To the former – our attempts to fully be in solidarity with one another eventually falls short because of our limitations as human beings. Every attempt I make to pray for and understand the plight of our Syrian and Lebanese sisters and brothers, even with a personal visit there last May, I cannot fully grasp their experience and situation. We see this play out in church and in the culture in our attempts to be more racially-diverse, to combat racism and to undo racism. Even on the best days when folks seek to understand the past-present wounds and scars of those who have been on the receiving end of racism, the attempt to be in full solidarity falls short.
To the latter – human alienation, separation, division, and brokenness – we do that too, and we seem to do it well as innate to our natures .
Q/A 35-36 shows us that God does not seek to be cool, or to take up the 1st century fad; God seeks to be true – true to Himself – the loving and gracious God who seeks to reconcile the world to Himself and sets Himself on the path to do just that. God’s words, God’s will, God’s intention, and God’s actions are one and the same. God is true to Himself.
And God is true to us. God knows us more than we know ourselves. Even with our sin that prevents us from fully being in solidarity with God, with each other, and ourselves, God commits Himself to reconcile us, to make us whole.
The freedom that we have in God’s incarnation as Jesus Christ through the Holy Spirit is that even as we are to truly love one another and be in solidarity with the human condition on the micro- and macro- levels, to pray, to listen, to empathize with the joys and struggles of our neighbors – we can live in the freedom that even with our best efforts, we cannot fully know. We are to be true to who we are.

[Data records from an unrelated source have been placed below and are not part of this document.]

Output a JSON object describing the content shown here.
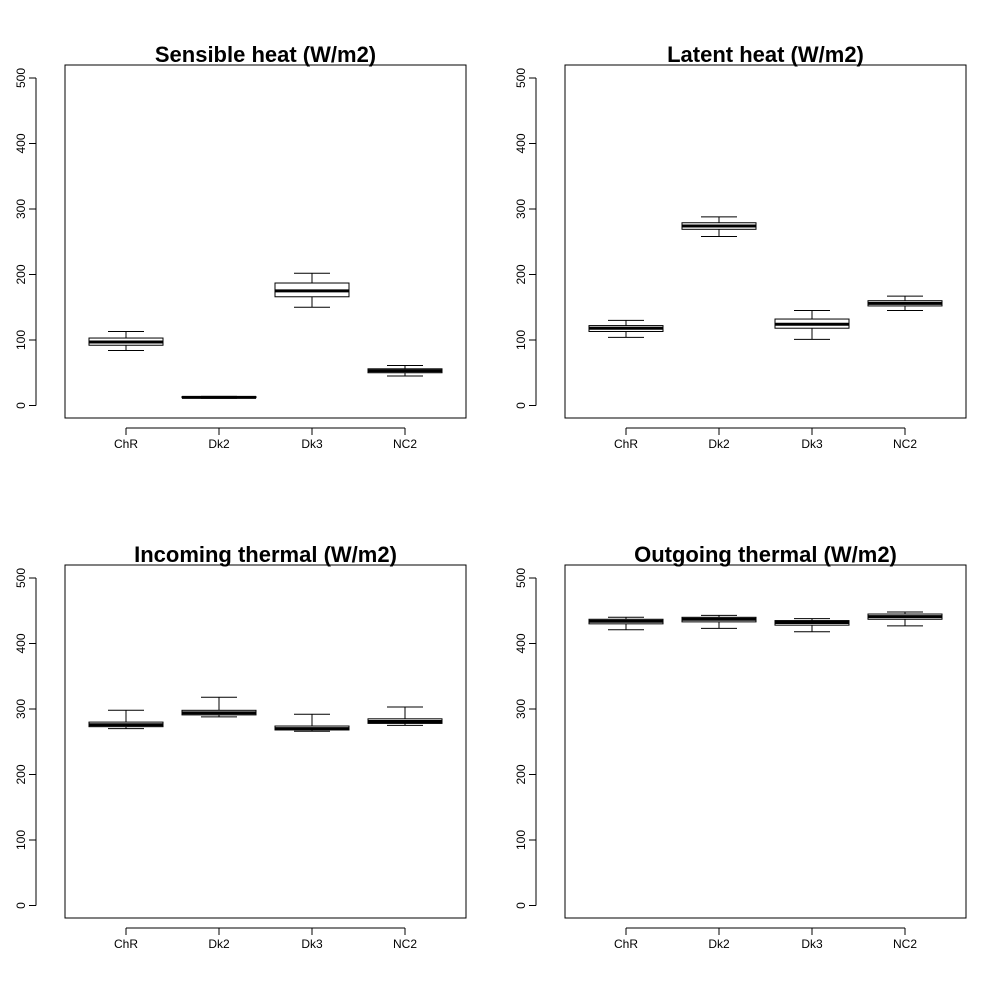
{
  "chart_data": [
    {
      "type": "box",
      "title": "Sensible heat (W/m2)",
      "categories": [
        "ChR",
        "Dk2",
        "Dk3",
        "NC2"
      ],
      "ylim": [
        0,
        520
      ],
      "yticks": [
        0,
        100,
        200,
        300,
        400,
        500
      ],
      "boxes": [
        {
          "min": 84,
          "q1": 92,
          "median": 97,
          "q3": 103,
          "max": 113
        },
        {
          "min": 11,
          "q1": 12,
          "median": 12.5,
          "q3": 13.5,
          "max": 14
        },
        {
          "min": 150,
          "q1": 166,
          "median": 175,
          "q3": 187,
          "max": 202
        },
        {
          "min": 45,
          "q1": 50,
          "median": 53,
          "q3": 56,
          "max": 61
        }
      ]
    },
    {
      "type": "box",
      "title": "Latent heat (W/m2)",
      "categories": [
        "ChR",
        "Dk2",
        "Dk3",
        "NC2"
      ],
      "ylim": [
        0,
        520
      ],
      "yticks": [
        0,
        100,
        200,
        300,
        400,
        500
      ],
      "boxes": [
        {
          "min": 104,
          "q1": 113,
          "median": 118,
          "q3": 122,
          "max": 130
        },
        {
          "min": 258,
          "q1": 269,
          "median": 274,
          "q3": 279,
          "max": 288
        },
        {
          "min": 101,
          "q1": 118,
          "median": 124,
          "q3": 132,
          "max": 145
        },
        {
          "min": 145,
          "q1": 152,
          "median": 156,
          "q3": 160,
          "max": 167
        }
      ]
    },
    {
      "type": "box",
      "title": "Incoming thermal (W/m2)",
      "categories": [
        "ChR",
        "Dk2",
        "Dk3",
        "NC2"
      ],
      "ylim": [
        0,
        520
      ],
      "yticks": [
        0,
        100,
        200,
        300,
        400,
        500
      ],
      "boxes": [
        {
          "min": 270,
          "q1": 273,
          "median": 276,
          "q3": 280,
          "max": 298
        },
        {
          "min": 288,
          "q1": 291,
          "median": 294,
          "q3": 298,
          "max": 318
        },
        {
          "min": 266,
          "q1": 268,
          "median": 270,
          "q3": 274,
          "max": 292
        },
        {
          "min": 275,
          "q1": 278,
          "median": 281,
          "q3": 285,
          "max": 303
        }
      ]
    },
    {
      "type": "box",
      "title": "Outgoing thermal (W/m2)",
      "categories": [
        "ChR",
        "Dk2",
        "Dk3",
        "NC2"
      ],
      "ylim": [
        0,
        520
      ],
      "yticks": [
        0,
        100,
        200,
        300,
        400,
        500
      ],
      "boxes": [
        {
          "min": 421,
          "q1": 430,
          "median": 434,
          "q3": 437,
          "max": 440
        },
        {
          "min": 423,
          "q1": 433,
          "median": 437,
          "q3": 440,
          "max": 443
        },
        {
          "min": 418,
          "q1": 428,
          "median": 432,
          "q3": 435,
          "max": 438
        },
        {
          "min": 427,
          "q1": 437,
          "median": 441,
          "q3": 445,
          "max": 448
        }
      ]
    }
  ]
}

Even as we are to be true to who God is to us. To be true to who God is to us is to be true to God’s true self to us – as our Almighty Creator, as our Savior and Lord. In other words, to be true to who God is to us is to worship….to give God the worth due God’s name because of what God has revealed and given to the world in Jesus Christ through the Holy Spirit.

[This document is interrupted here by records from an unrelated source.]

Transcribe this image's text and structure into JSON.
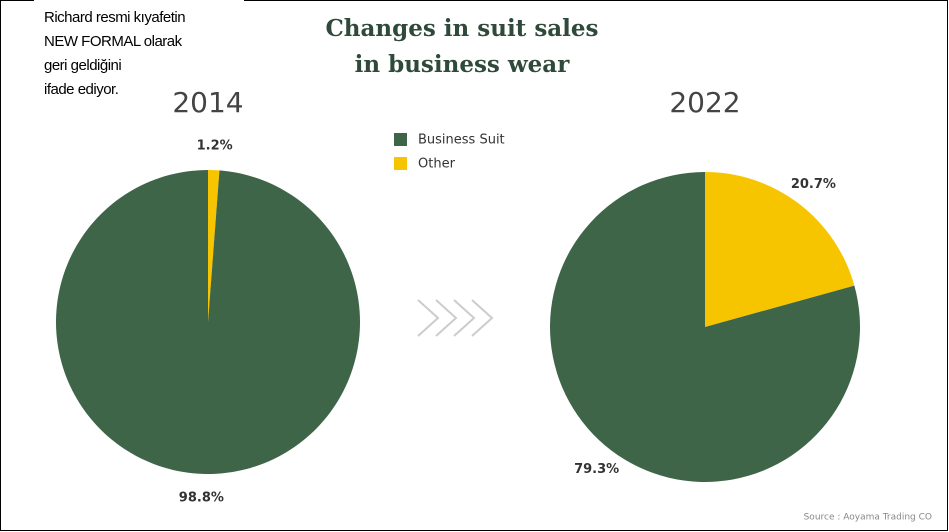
{
  "title": "Changes in suit sales in business wear",
  "annotation": [
    "Richard resmi kıyafetin",
    "NEW FORMAL olarak",
    "geri geldiğini",
    "ifade ediyor."
  ],
  "source": "Source : Aoyama Trading CO",
  "chart_data": [
    {
      "type": "pie",
      "title": "2014",
      "categories": [
        "Business Suit",
        "Other"
      ],
      "values": [
        98.8,
        1.2
      ],
      "value_labels": [
        "98.8%",
        "1.2%"
      ],
      "colors": [
        "#3f6549",
        "#f6c500"
      ]
    },
    {
      "type": "pie",
      "title": "2022",
      "categories": [
        "Business Suit",
        "Other"
      ],
      "values": [
        79.3,
        20.7
      ],
      "value_labels": [
        "79.3%",
        "20.7%"
      ],
      "colors": [
        "#3f6549",
        "#f6c500"
      ]
    }
  ]
}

A lifelong commitment to live as image-bearers of God can only come when the Holy Spirit births in us the life of Jesus Christ. No strategy can do that; that’s the Holy Spirit’s work and power. And with the Holy Spirit in charge, we cannot manage when or how birth, rebirth, and the daily re-birthing occurs. In not knowing the when or how, in not being able to control or manage the work of God, then our life, our new life (and even death) is about receiving gift, receiving that which God births, and receiving the One whom God births.
And that’s precisely the point…the salient point.